Ray-tracing a small orbital mission for soft-X-ray polarimetry

TL;DR

This paper proposes a small, cost-effective orbital mission concept utilizing advanced multilayer mirrors for X-ray polarimetry below 2 keV, filling a gap in current observational capabilities and demonstrating its feasibility through ray-tracing simulations.

Contribution

It introduces a novel small satellite mission design using multilayer mirror technology for X-ray polarimetry below 2 keV, with detailed ray-tracing analysis and scalability considerations.

Findings

Ray-tracing results validate the mission concept.

Design parameters for the optical components are established.

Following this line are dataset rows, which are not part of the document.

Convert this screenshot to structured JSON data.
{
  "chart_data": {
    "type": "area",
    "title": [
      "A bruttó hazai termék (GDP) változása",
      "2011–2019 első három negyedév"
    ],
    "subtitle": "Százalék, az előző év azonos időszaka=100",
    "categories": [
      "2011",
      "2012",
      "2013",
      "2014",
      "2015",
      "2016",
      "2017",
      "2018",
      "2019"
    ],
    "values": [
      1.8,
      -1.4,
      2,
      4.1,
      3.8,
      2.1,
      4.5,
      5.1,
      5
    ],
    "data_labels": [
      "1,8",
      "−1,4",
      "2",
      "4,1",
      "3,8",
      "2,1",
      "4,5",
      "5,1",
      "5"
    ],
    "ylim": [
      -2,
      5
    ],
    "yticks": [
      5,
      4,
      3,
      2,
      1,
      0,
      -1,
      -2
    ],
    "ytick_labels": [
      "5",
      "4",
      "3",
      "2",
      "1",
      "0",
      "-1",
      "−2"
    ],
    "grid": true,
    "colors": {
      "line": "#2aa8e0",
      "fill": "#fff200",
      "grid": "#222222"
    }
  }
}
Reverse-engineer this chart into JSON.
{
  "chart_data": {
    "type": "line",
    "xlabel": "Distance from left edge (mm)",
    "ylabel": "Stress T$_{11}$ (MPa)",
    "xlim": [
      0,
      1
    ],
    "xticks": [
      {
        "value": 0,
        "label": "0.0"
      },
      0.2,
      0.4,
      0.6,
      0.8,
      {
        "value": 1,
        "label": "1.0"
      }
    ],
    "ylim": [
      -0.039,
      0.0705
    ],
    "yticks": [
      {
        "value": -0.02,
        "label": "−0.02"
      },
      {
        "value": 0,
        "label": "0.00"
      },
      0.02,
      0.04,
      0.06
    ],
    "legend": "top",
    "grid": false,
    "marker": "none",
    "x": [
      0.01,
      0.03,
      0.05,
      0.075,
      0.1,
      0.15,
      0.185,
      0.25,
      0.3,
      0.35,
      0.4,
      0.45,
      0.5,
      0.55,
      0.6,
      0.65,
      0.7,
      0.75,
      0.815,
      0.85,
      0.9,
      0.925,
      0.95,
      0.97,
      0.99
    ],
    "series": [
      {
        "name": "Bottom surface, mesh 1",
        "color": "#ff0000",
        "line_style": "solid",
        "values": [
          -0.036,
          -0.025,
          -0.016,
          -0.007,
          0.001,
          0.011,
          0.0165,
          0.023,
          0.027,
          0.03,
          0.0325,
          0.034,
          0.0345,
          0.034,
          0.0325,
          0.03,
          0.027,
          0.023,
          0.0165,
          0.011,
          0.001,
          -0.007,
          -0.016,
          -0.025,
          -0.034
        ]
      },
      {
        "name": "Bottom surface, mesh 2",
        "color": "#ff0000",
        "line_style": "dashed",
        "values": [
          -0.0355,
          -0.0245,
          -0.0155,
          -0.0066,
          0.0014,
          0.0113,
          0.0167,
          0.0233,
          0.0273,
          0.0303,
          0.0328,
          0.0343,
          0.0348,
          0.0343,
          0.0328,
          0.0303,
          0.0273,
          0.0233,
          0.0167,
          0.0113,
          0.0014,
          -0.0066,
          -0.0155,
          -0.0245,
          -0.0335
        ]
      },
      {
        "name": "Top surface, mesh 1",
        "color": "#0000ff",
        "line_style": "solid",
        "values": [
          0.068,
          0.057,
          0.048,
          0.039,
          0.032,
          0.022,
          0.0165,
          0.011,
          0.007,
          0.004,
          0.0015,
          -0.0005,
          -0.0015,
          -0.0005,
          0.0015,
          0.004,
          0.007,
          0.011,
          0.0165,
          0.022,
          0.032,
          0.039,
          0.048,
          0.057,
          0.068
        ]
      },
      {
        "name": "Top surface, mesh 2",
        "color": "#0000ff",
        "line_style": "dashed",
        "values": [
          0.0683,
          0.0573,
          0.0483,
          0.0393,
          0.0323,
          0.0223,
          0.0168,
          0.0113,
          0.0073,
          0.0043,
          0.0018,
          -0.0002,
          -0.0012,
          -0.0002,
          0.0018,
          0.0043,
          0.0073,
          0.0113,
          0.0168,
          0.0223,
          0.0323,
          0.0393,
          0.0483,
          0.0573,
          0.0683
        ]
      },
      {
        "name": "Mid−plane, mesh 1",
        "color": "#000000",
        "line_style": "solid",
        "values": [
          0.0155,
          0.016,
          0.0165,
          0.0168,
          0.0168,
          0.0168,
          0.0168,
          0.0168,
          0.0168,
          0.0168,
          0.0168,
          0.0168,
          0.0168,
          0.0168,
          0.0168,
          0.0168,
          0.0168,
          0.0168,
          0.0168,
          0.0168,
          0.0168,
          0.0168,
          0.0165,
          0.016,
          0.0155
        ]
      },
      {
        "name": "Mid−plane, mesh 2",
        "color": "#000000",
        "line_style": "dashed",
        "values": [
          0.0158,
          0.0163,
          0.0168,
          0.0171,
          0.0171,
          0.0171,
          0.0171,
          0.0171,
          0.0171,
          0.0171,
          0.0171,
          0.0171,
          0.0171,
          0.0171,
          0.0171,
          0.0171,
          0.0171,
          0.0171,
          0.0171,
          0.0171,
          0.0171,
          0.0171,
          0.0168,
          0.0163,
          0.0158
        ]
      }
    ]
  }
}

Scalability to multiple channels is feasible.

Abstract

X-ray polarimetry is still largely uncharted territory. With the upcoming launch of IXPE, we will learn a lot more about X-ray polarization at energies above 2 keV, but so far no current or accepted mission provides observational capabilities below 2 keV. We present ray-tracing results for a small orbital mission that could be launched within NASA's Pioneer or SmallSat cost-cap to provide X-ray polarimetry below 2 keV. The design is based on the use of laterally-graded multi-layer (ML) mirrors, a concept that we have developed theoretically for the REDSoX Polarimeter, for which most components have been verified in the laboratory. In this contribution, we describe a single channel orbital mission based on the same idea, but modified to the unique cost and space requirements. All results scale up easily to two or more polarimetry channels. Scaling up would simply increase the effective area and reduce the need to rotate the instrument to measure the different polarization directions. In particular, we use the ray-traces to define the maximum size of the dispersion gratings and to determine an alignment budget.